Friday, December 31, 2010

Bapa's New Year's Bean Dip

Our family doesn’t have a lot of holiday traditions, but we do have one for New Year’s Eve.  It’s a simple (and somewhat unusual) tradition, but we love it!  Growing up, we only had fires in the fireplace twice a year – Christmas Eve and New Year’s Eve.  With each fire came a special treat.  The Christmas Eve fire was accompanied by hot fudge sundaes and the New Year’s Eve fire was paired with our dad’s (Bapa, to our kids) famous bean dip and chips.

It’s a very basic bean dip recipe.  I know there are a myriad of bean dip recipes out there, many of them fancier than this; but in this case, we really like the simple ingredients.  It’s a recipe that our dad originally got from Kraft Foods but has adapted into his own creation. 
Bapa’s Bean Dip
16 oz. can refried beans (you can also use homemade refried beans)
6 oz.

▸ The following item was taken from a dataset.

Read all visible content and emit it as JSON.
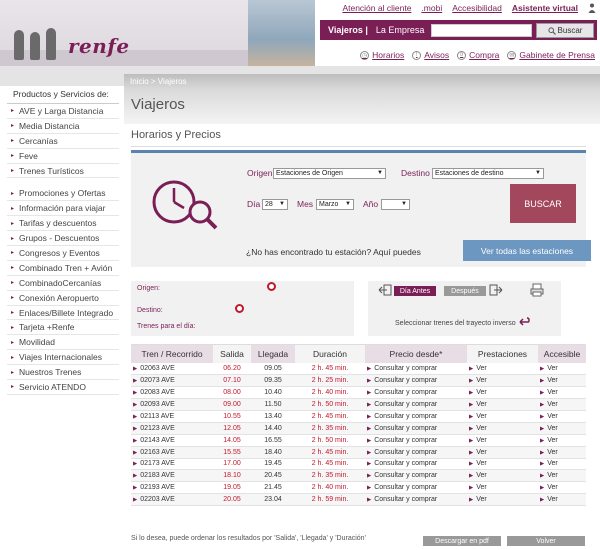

Velveeta cheese, cubed (or other brand American cheese block)
¾ cup salsa (we use Pace picante)
¼ - ½ tsp cumin (optional)

In a saucepan over medium-low heat, combine beans, cheese, and salsa. 

Cook, stirring constantly until beans are warm and cheese is melted. 

Add cumin if desired; mix well. 

Serve hot with tortilla chips.

For other variations, you can add hot sauce or garlic powder (or any other flavors you desire).  You may also garnish with shredded cheese, sliced green onions, cilantro, or sour cream.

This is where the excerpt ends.